Let's start by taking a look at the key features of stocks and bonds.
Buying Stocks Instead of Bonds: An Overview
Stocks and bonds differ dramatically in their structures, payouts, returns, and risks.
Stocks are a form of ownership. They represent participation in a company's growth. Generally, investors are given no promises about returns of the initial investment. In fact, the profitability of the investment depends almost entirely upon rising stock price, which, at the most fundamental level, relates directly to the performance and growth (increasing profits) of the company.
- Stocks offer the potential for higher returns than bonds, but also come with higher risks.
- Bonds generally offer fairly reliable returns and are better suited for risk-adverse investors.
- For most investors, diversifying with a combination of stocks and bonds is the best option. Diversification helps mitigate risk.
A bond is a form of debt with which you are the lender instead of the borrower. Bonds are contractual loans made between investors and institutions that, in return for financing, will pay a premium for borrowing, known as a coupon.
Additionally, the bond's face value is returned to the investor at maturity. The guarantee of payback and all coupon payments relies solely on the ability of the borrower to generate enough cash flow to repay bondholders.
So which security is better? The answer is neither.
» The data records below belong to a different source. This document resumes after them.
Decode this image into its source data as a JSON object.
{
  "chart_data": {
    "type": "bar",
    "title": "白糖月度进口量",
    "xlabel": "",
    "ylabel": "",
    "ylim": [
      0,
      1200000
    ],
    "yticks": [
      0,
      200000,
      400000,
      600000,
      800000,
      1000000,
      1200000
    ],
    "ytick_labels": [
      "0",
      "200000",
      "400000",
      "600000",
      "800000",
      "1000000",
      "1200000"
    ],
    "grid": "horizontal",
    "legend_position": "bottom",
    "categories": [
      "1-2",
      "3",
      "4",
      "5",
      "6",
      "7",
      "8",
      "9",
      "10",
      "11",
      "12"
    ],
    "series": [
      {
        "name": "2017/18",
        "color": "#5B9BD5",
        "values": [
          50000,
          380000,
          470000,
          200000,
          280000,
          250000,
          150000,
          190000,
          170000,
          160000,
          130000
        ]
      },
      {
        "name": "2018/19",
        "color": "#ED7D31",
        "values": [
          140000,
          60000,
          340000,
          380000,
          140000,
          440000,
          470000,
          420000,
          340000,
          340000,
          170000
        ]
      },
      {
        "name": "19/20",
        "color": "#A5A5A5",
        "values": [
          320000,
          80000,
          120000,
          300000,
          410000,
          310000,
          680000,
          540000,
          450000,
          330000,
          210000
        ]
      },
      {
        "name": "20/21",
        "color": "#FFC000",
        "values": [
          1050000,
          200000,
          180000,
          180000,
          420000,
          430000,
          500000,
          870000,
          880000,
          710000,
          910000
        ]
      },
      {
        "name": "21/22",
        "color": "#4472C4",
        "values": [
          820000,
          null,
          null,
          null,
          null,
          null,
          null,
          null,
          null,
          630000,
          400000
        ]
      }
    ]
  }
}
Stocks and bonds both have their pros and cons, depending on what you are looking for.
Pros of Buying Stocks Instead of Bonds
Stocks have the potential to generate higher returns than bonds. Investors who are willing to take on greater risks than bondholders—and who would prefer the benefit of having partial ownership in a company and the unlimited potential of a rising stock price—would be better off investing in stocks.
Cons of Buying Stocks Instead of Bonds
In general, stocks are riskier than bonds. The disadvantage of stocks vs. bonds is that stocks are not guaranteed to return anything to the investor, while bonds generally offer fairly reliable returns through coupon payments. Thus, the possibility for high returns is greater with stocks, but so is the possibility of losing money.